Como sociedad nos hemos subido con gusto al trencito de la alegría en algún momento. Ser un niño de ocho años al que llevan y traen, ser decidido por otros, también puede ser tranquilizador. Sobre todo si te convencen de que el peligro es el de al lado, y te ofrecen ponerte a salvo de ese otro amenazante. O, por lo menos, pisarle la cabeza para que no asome más que la tuya. Lo ha explicado como pensamiento único Ignacio Ramonet: nos quieren embrutecidos, nos quieren infantilizados.

Pero el país jardín de infantes tiene el límite de la realidad. Y los argentinos y argentinas nos expresamos en contra de esa realidad, y a favor de otra que creemos posible. Esa expresión superó todos los pronósticos, fue sin medias tintas.
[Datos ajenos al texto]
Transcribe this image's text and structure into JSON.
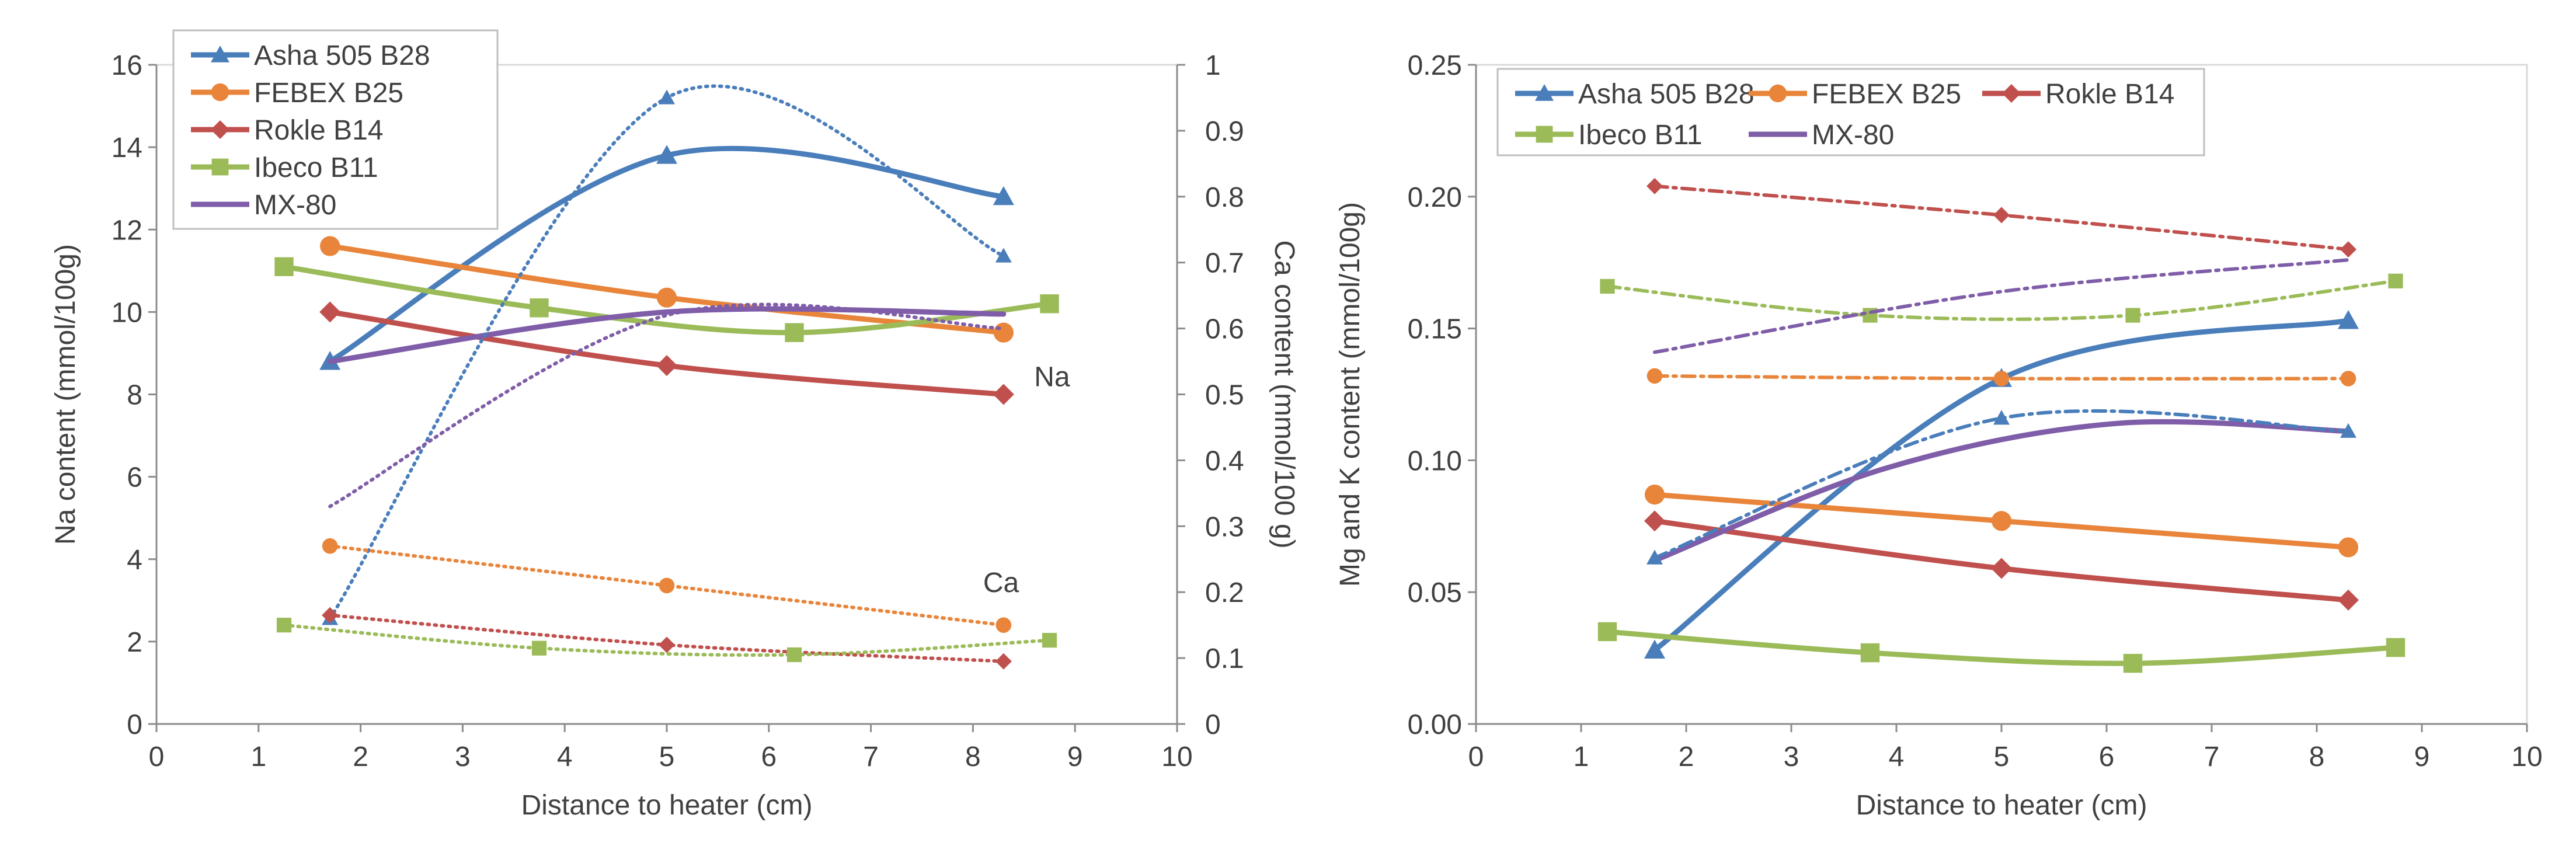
{
  "chart_data": [
    {
      "type": "line",
      "xlabel": "Distance to heater (cm)",
      "ylabel": "Na content (mmol/100g)",
      "y2label": "Ca content (mmol/100 g)",
      "xlim": [
        0,
        10
      ],
      "ylim": [
        0,
        16
      ],
      "y2lim": [
        0,
        1
      ],
      "x_ticks": [
        "0",
        "1",
        "2",
        "3",
        "4",
        "5",
        "6",
        "7",
        "8",
        "9",
        "10"
      ],
      "y_ticks": [
        "0",
        "2",
        "4",
        "6",
        "8",
        "10",
        "12",
        "14",
        "16"
      ],
      "y2_ticks": [
        "0",
        "0.1",
        "0.2",
        "0.3",
        "0.4",
        "0.5",
        "0.6",
        "0.7",
        "0.8",
        "0.9",
        "1"
      ],
      "legend": [
        "Asha 505 B28",
        "FEBEX B25",
        "Rokle B14",
        "Ibeco B11",
        "MX-80"
      ],
      "annotations": [
        "Na",
        "Ca"
      ],
      "series": [
        {
          "name": "Asha 505 B28",
          "element": "Na",
          "axis": "left",
          "style": "solid",
          "marker": "triangle",
          "color": "#4a7ebb",
          "x": [
            1.7,
            5.0,
            8.3
          ],
          "values": [
            8.8,
            13.8,
            12.8
          ]
        },
        {
          "name": "FEBEX B25",
          "element": "Na",
          "axis": "left",
          "style": "solid",
          "marker": "circle",
          "color": "#e8853b",
          "x": [
            1.7,
            5.0,
            8.3
          ],
          "values": [
            11.6,
            10.35,
            9.5
          ]
        },
        {
          "name": "Rokle B14",
          "element": "Na",
          "axis": "left",
          "style": "solid",
          "marker": "diamond",
          "color": "#c0504d",
          "x": [
            1.7,
            5.0,
            8.3
          ],
          "values": [
            10.0,
            8.7,
            8.0
          ]
        },
        {
          "name": "Ibeco B11",
          "element": "Na",
          "axis": "left",
          "style": "solid",
          "marker": "square",
          "color": "#9bbb59",
          "x": [
            1.25,
            3.75,
            6.25,
            8.75
          ],
          "values": [
            11.1,
            10.1,
            9.5,
            10.2
          ]
        },
        {
          "name": "MX-80",
          "element": "Na",
          "axis": "left",
          "style": "solid",
          "marker": "none",
          "color": "#7f5da8",
          "x": [
            1.7,
            5.0,
            8.3
          ],
          "values": [
            8.8,
            10.0,
            9.95
          ]
        },
        {
          "name": "Asha 505 B28",
          "element": "Ca",
          "axis": "right",
          "style": "dotted",
          "marker": "triangle",
          "color": "#4a7ebb",
          "x": [
            1.7,
            5.0,
            8.3
          ],
          "values": [
            0.16,
            0.95,
            0.71
          ]
        },
        {
          "name": "FEBEX B25",
          "element": "Ca",
          "axis": "right",
          "style": "dotted",
          "marker": "circle",
          "color": "#e8853b",
          "x": [
            1.7,
            5.0,
            8.3
          ],
          "values": [
            0.27,
            0.21,
            0.15
          ]
        },
        {
          "name": "Rokle B14",
          "element": "Ca",
          "axis": "right",
          "style": "dotted",
          "marker": "diamond",
          "color": "#c0504d",
          "x": [
            1.7,
            5.0,
            8.3
          ],
          "values": [
            0.165,
            0.12,
            0.095
          ]
        },
        {
          "name": "Ibeco B11",
          "element": "Ca",
          "axis": "right",
          "style": "dotted",
          "marker": "square",
          "color": "#9bbb59",
          "x": [
            1.25,
            3.75,
            6.25,
            8.75
          ],
          "values": [
            0.15,
            0.115,
            0.105,
            0.127
          ]
        },
        {
          "name": "MX-80",
          "element": "Ca",
          "axis": "right",
          "style": "dotted",
          "marker": "none",
          "color": "#7f5da8",
          "x": [
            1.7,
            5.0,
            8.3
          ],
          "values": [
            0.33,
            0.62,
            0.6
          ]
        }
      ]
    },
    {
      "type": "line",
      "xlabel": "Distance to heater (cm)",
      "ylabel": "Mg and K content (mmol/100g)",
      "xlim": [
        0,
        10
      ],
      "ylim": [
        0,
        0.25
      ],
      "x_ticks": [
        "0",
        "1",
        "2",
        "3",
        "4",
        "5",
        "6",
        "7",
        "8",
        "9",
        "10"
      ],
      "y_ticks": [
        "0.00",
        "0.05",
        "0.10",
        "0.15",
        "0.20",
        "0.25"
      ],
      "legend": [
        "Asha 505 B28",
        "FEBEX B25",
        "Rokle B14",
        "Ibeco B11",
        "MX-80"
      ],
      "series": [
        {
          "name": "Asha 505 B28",
          "element": "Mg",
          "style": "solid",
          "marker": "triangle",
          "color": "#4a7ebb",
          "x": [
            1.7,
            5.0,
            8.3
          ],
          "values": [
            0.028,
            0.131,
            0.153
          ]
        },
        {
          "name": "FEBEX B25",
          "element": "Mg",
          "style": "solid",
          "marker": "circle",
          "color": "#e8853b",
          "x": [
            1.7,
            5.0,
            8.3
          ],
          "values": [
            0.087,
            0.077,
            0.067
          ]
        },
        {
          "name": "Rokle B14",
          "element": "Mg",
          "style": "solid",
          "marker": "diamond",
          "color": "#c0504d",
          "x": [
            1.7,
            5.0,
            8.3
          ],
          "values": [
            0.077,
            0.059,
            0.047
          ]
        },
        {
          "name": "Ibeco B11",
          "element": "Mg",
          "style": "solid",
          "marker": "square",
          "color": "#9bbb59",
          "x": [
            1.25,
            3.75,
            6.25,
            8.75
          ],
          "values": [
            0.035,
            0.027,
            0.023,
            0.029
          ]
        },
        {
          "name": "MX-80",
          "element": "Mg",
          "style": "solid",
          "marker": "none",
          "color": "#7f5da8",
          "x": [
            1.7,
            3.9,
            6.1,
            8.3
          ],
          "values": [
            0.062,
            0.097,
            0.114,
            0.111
          ]
        },
        {
          "name": "Asha 505 B28",
          "element": "K",
          "style": "dashdot",
          "marker": "triangle",
          "color": "#4a7ebb",
          "x": [
            1.7,
            5.0,
            8.3
          ],
          "values": [
            0.063,
            0.116,
            0.111
          ]
        },
        {
          "name": "FEBEX B25",
          "element": "K",
          "style": "dashdot",
          "marker": "circle",
          "color": "#e8853b",
          "x": [
            1.7,
            5.0,
            8.3
          ],
          "values": [
            0.132,
            0.131,
            0.131
          ]
        },
        {
          "name": "Rokle B14",
          "element": "K",
          "style": "dashdot",
          "marker": "diamond",
          "color": "#c0504d",
          "x": [
            1.7,
            5.0,
            8.3
          ],
          "values": [
            0.204,
            0.193,
            0.18
          ]
        },
        {
          "name": "Ibeco B11",
          "element": "K",
          "style": "dashdot",
          "marker": "square",
          "color": "#9bbb59",
          "x": [
            1.25,
            3.75,
            6.25,
            8.75
          ],
          "values": [
            0.166,
            0.155,
            0.155,
            0.168
          ]
        },
        {
          "name": "MX-80",
          "element": "K",
          "style": "dashdot",
          "marker": "none",
          "color": "#7f5da8",
          "x": [
            1.7,
            5.0,
            8.3
          ],
          "values": [
            0.141,
            0.164,
            0.176
          ]
        }
      ]
    }
  ]
}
Sin embargo el presidente no la registra, nos sigue tratando como niñitos. ¿Por qué eligieron al cuco? ¿No les dije, no se los vengo diciendo? ¿Por qué no me hicieron caso? Ahora, vean lo que pasó. Malos, asustan a los mercados, nos alejan del mundo. ¿Y todo por qué? Pronuncia “kirchnerismo” e invoca al cuco. La culpa es de él. Y es también de ustedes, que no me hicieron caso, que votaron tan mal. Sigue convencido de que el principal problema de su gobierno, es la gente a la que gobierna.
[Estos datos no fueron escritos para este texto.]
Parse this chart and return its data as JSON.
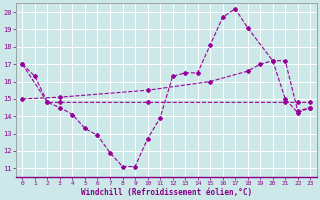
{
  "xlabel": "Windchill (Refroidissement éolien,°C)",
  "bg_color": "#cce8e8",
  "line_color": "#990099",
  "grid_color": "#ffffff",
  "xlim": [
    -0.5,
    23.5
  ],
  "ylim": [
    10.5,
    20.5
  ],
  "yticks": [
    11,
    12,
    13,
    14,
    15,
    16,
    17,
    18,
    19,
    20
  ],
  "xticks": [
    0,
    1,
    2,
    3,
    4,
    5,
    6,
    7,
    8,
    9,
    10,
    11,
    12,
    13,
    14,
    15,
    16,
    17,
    18,
    19,
    20,
    21,
    22,
    23
  ],
  "line1_x": [
    0,
    1,
    2,
    3,
    4,
    5,
    6,
    7,
    8,
    9,
    10,
    11,
    12,
    13,
    14,
    15,
    16,
    17,
    18,
    20,
    21,
    22,
    23
  ],
  "line1_y": [
    17.0,
    16.3,
    14.8,
    14.5,
    14.1,
    13.3,
    12.9,
    11.9,
    11.1,
    11.1,
    12.7,
    13.9,
    16.3,
    16.5,
    16.5,
    18.1,
    19.7,
    20.2,
    19.1,
    17.2,
    15.0,
    14.2,
    14.5
  ],
  "line2_x": [
    0,
    2,
    3,
    10,
    21,
    22,
    23
  ],
  "line2_y": [
    17.0,
    14.8,
    14.8,
    14.8,
    14.8,
    14.8,
    14.8
  ],
  "line3_x": [
    0,
    3,
    10,
    15,
    18,
    19,
    20,
    21,
    22,
    23
  ],
  "line3_y": [
    15.0,
    15.1,
    15.5,
    16.0,
    16.6,
    17.0,
    17.2,
    17.2,
    14.3,
    14.5
  ]
}
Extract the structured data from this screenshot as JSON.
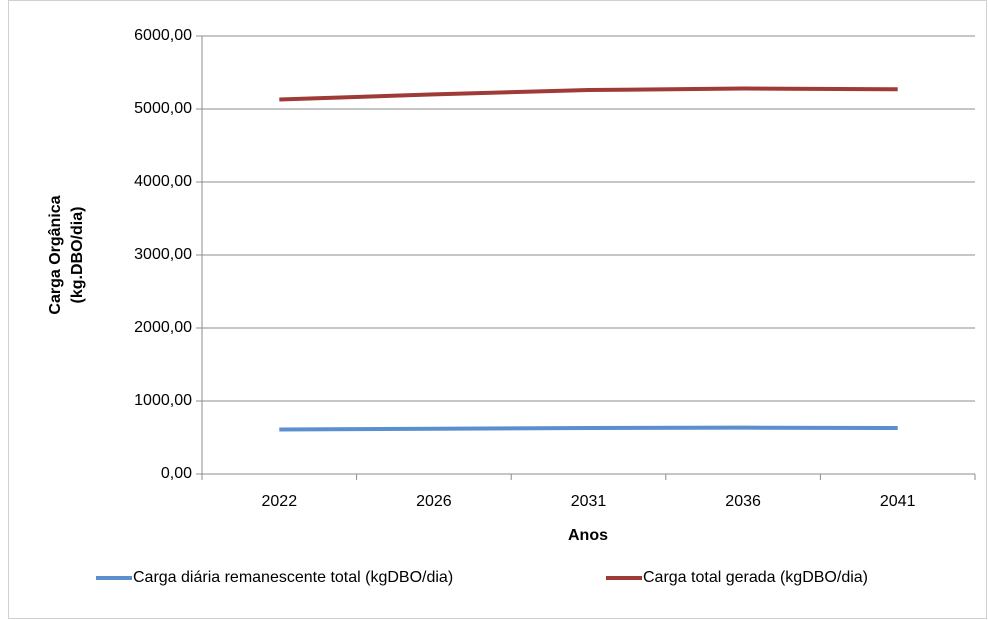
{
  "chart_data": {
    "type": "line",
    "x_label": "Anos",
    "y_label": [
      "Carga Orgânica",
      "(kg.DBO/dia)"
    ],
    "categories": [
      "2022",
      "2026",
      "2031",
      "2036",
      "2041"
    ],
    "series": [
      {
        "name": "Carga diária remanescente total (kgDBO/dia)",
        "color": "#5b8fd0",
        "values": [
          610,
          620,
          630,
          635,
          630
        ]
      },
      {
        "name": "Carga total gerada (kgDBO/dia)",
        "color": "#9e3a37",
        "values": [
          5130,
          5200,
          5260,
          5280,
          5270
        ]
      }
    ],
    "ylim": [
      0,
      6000
    ],
    "yticks": [
      {
        "value": 0,
        "label": "0,00"
      },
      {
        "value": 1000,
        "label": "1000,00"
      },
      {
        "value": 2000,
        "label": "2000,00"
      },
      {
        "value": 3000,
        "label": "3000,00"
      },
      {
        "value": 4000,
        "label": "4000,00"
      },
      {
        "value": 5000,
        "label": "5000,00"
      },
      {
        "value": 6000,
        "label": "6000,00"
      }
    ],
    "grid": true,
    "legend": "bottom"
  }
}
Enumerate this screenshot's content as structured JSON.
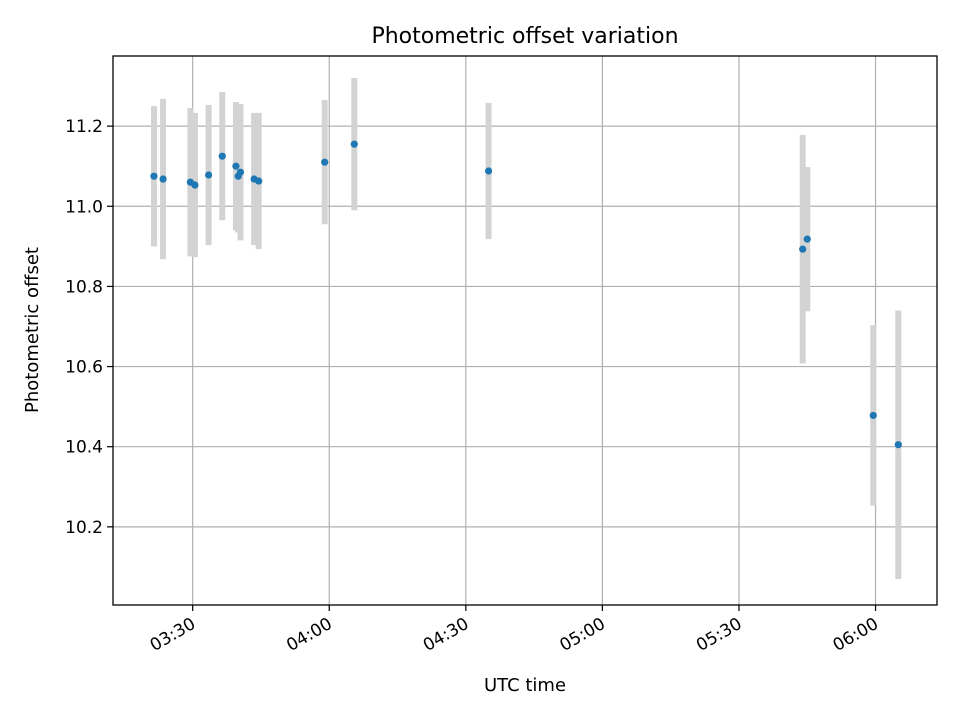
{
  "chart_data": {
    "type": "scatter",
    "title": "Photometric offset variation",
    "xlabel": "UTC time",
    "ylabel": "Photometric offset",
    "x_tick_labels": [
      "03:30",
      "04:00",
      "04:30",
      "05:00",
      "05:30",
      "06:00"
    ],
    "y_tick_labels": [
      "10.2",
      "10.4",
      "10.6",
      "10.8",
      "11.0",
      "11.2"
    ],
    "xlim": [
      "03:12:30",
      "06:13:30"
    ],
    "ylim": [
      10.005,
      11.375
    ],
    "grid": true,
    "colors": {
      "points": "#1f77b4",
      "error_bars": "#d3d3d3"
    },
    "points": [
      {
        "t": "03:21:30",
        "y": 11.075,
        "yerr": 0.175
      },
      {
        "t": "03:23:30",
        "y": 11.068,
        "yerr": 0.2
      },
      {
        "t": "03:29:30",
        "y": 11.06,
        "yerr": 0.185
      },
      {
        "t": "03:30:30",
        "y": 11.053,
        "yerr": 0.18
      },
      {
        "t": "03:33:30",
        "y": 11.078,
        "yerr": 0.175
      },
      {
        "t": "03:36:30",
        "y": 11.125,
        "yerr": 0.16
      },
      {
        "t": "03:39:30",
        "y": 11.1,
        "yerr": 0.16
      },
      {
        "t": "03:40:00",
        "y": 11.075,
        "yerr": 0.14
      },
      {
        "t": "03:40:30",
        "y": 11.085,
        "yerr": 0.17
      },
      {
        "t": "03:43:30",
        "y": 11.068,
        "yerr": 0.165
      },
      {
        "t": "03:44:30",
        "y": 11.063,
        "yerr": 0.17
      },
      {
        "t": "03:59:00",
        "y": 11.11,
        "yerr": 0.155
      },
      {
        "t": "04:05:30",
        "y": 11.155,
        "yerr": 0.165
      },
      {
        "t": "04:35:00",
        "y": 11.088,
        "yerr": 0.17
      },
      {
        "t": "05:44:00",
        "y": 10.893,
        "yerr": 0.285
      },
      {
        "t": "05:45:00",
        "y": 10.918,
        "yerr": 0.18
      },
      {
        "t": "05:59:30",
        "y": 10.478,
        "yerr": 0.225
      },
      {
        "t": "06:05:00",
        "y": 10.405,
        "yerr": 0.335
      }
    ]
  }
}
“Me mata”. “Me duele en el alma”, farfulló al referirse a su derrota electoral. “Me mata pensar que estábamos creciendo y con un resultado positivo hoy estaríamos hablando de una agenda de crecimiento”, lamentó textualmente, al lado de un Pichetto que metía la pata pronunciando “transición”. “Macri nos odia”, dice la frase popular. Puesto a navegar la urgencia política y económica, sin tiempo ni margen para el coucheo, nos transmite que, cuanto menos, le damos bronca, ira, crispación.

El presidente debería anotar que los niños, tarde o temprano, crecen. En su vida personal ya le pasó con los más grandes, a los que su “campaña exitosa” excluyó quirúrgicamente de toda foto. Ya le va a pasar con Antonia, que alguna vez se iba a cansar de ser llevada de acá para allá como muñequita de torta, aunque es probable que no tenga necesidad de trabajar más de eso en un futuro. Como a veces ocurre con esos padres que han estado encima hasta el ahogo, llega un momento en que los hijos dicen basta, dejan de hacer caso, contestan mal. Luego viene el síndrome del nido vacío.

La rueda gira a un ritmo vertiginoso y, como algunos adultos mayores, es el mismo presidente el que trasunta ahora berrinches de niño. Los hasta ayer amigotes se cruzan de bar, le marcan indignados los errores, asumen la autocrítica que se esperaba de él. Hasta los conductores de televisión lo reprenden en público. Pero, ante todo, fueron los mismos ciudadanos los que gritaron que no quieren más ese lugar que les vendieron como cómodo, pero terminó siendo asfixiante. Que alguien le avise a Mauricio que no nos tiene más de hijos.